Internet scholar honored for communication work
Zizi Papacharissi, professor and head of communication, has been named a fellow of the International Communication Association.
She was awarded the prestigious honor in recognition of her record of scholarly achievement in the study of human and mediated communication and contributions to the association.
Recipients are chosen through a competitive selection process and elected by the small group of previously elected fellows from the leading academic association of communication scholars.
Papacharissi, who studies the social and political consequences of online media technologies, was honored during the association’s annual conference held last month in San Diego.
Her most recent book, Affective Publics: Sentiment, Technology, and Politics, explores online social movements, storytelling practices via social media, and whether these tools lead to political influence, particularly for underrepresented groups. The publication earned her the National Communication Association’s 2015 Human Communication and Technology Division Outstanding Book Award.
In A Private Sphere: Democracy in a Digital Age, she examines how online media redefine our understanding of public and private in late-modern democracies and set new parameters for civic engagement.
Papacharissi has edited seven books and authored or co-authored more than 60 scholarly articles and chapters.
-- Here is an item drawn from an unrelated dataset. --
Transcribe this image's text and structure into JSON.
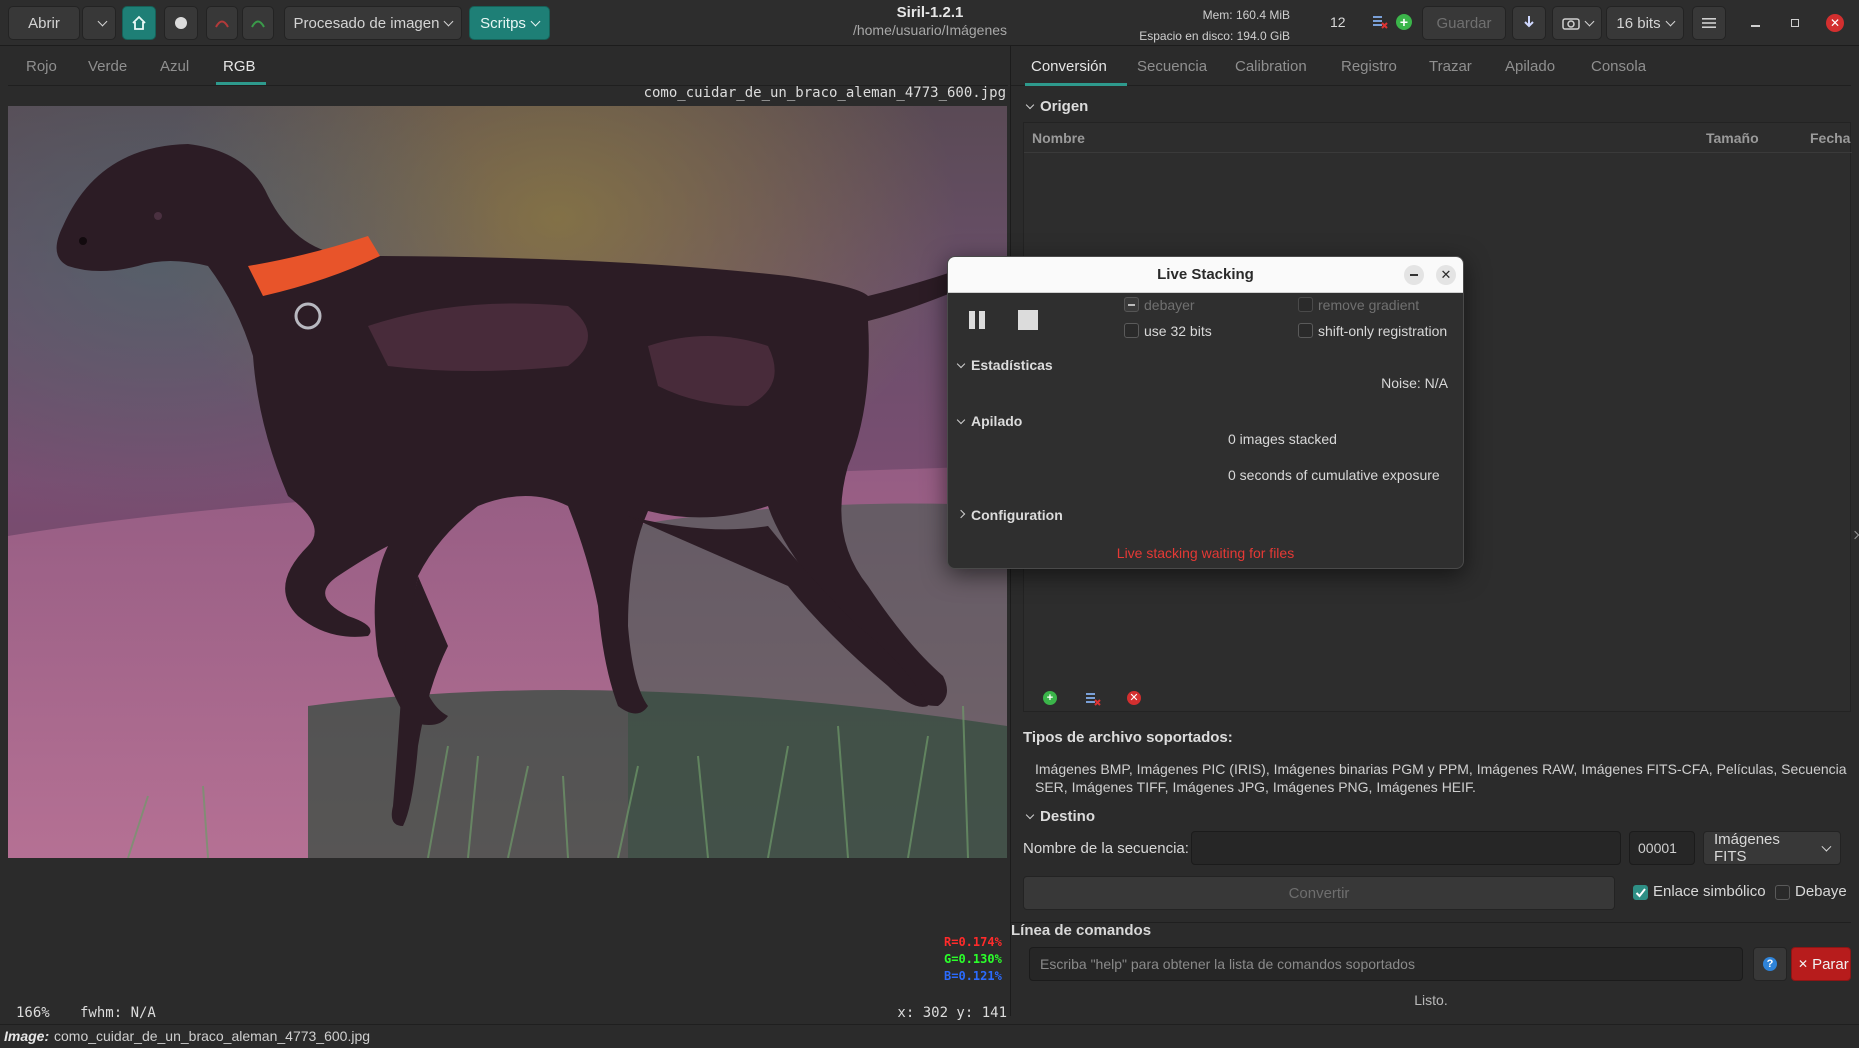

She is editor of two scholarly journals, including Social Media and Society, which she founded in 2015.
Her productive and highly-cited scholarship was honored in 2014 when she received the High Impact Scholar award for alumni from the School of Journalism at University of Texas at Austin’s Moody College of Communication, where she earned her Ph.D. in political communication and new media.
The International Communication Association has more than 4,300 members from nearly 80 countries and is recognized by the United Nations as a nongovernmental organization.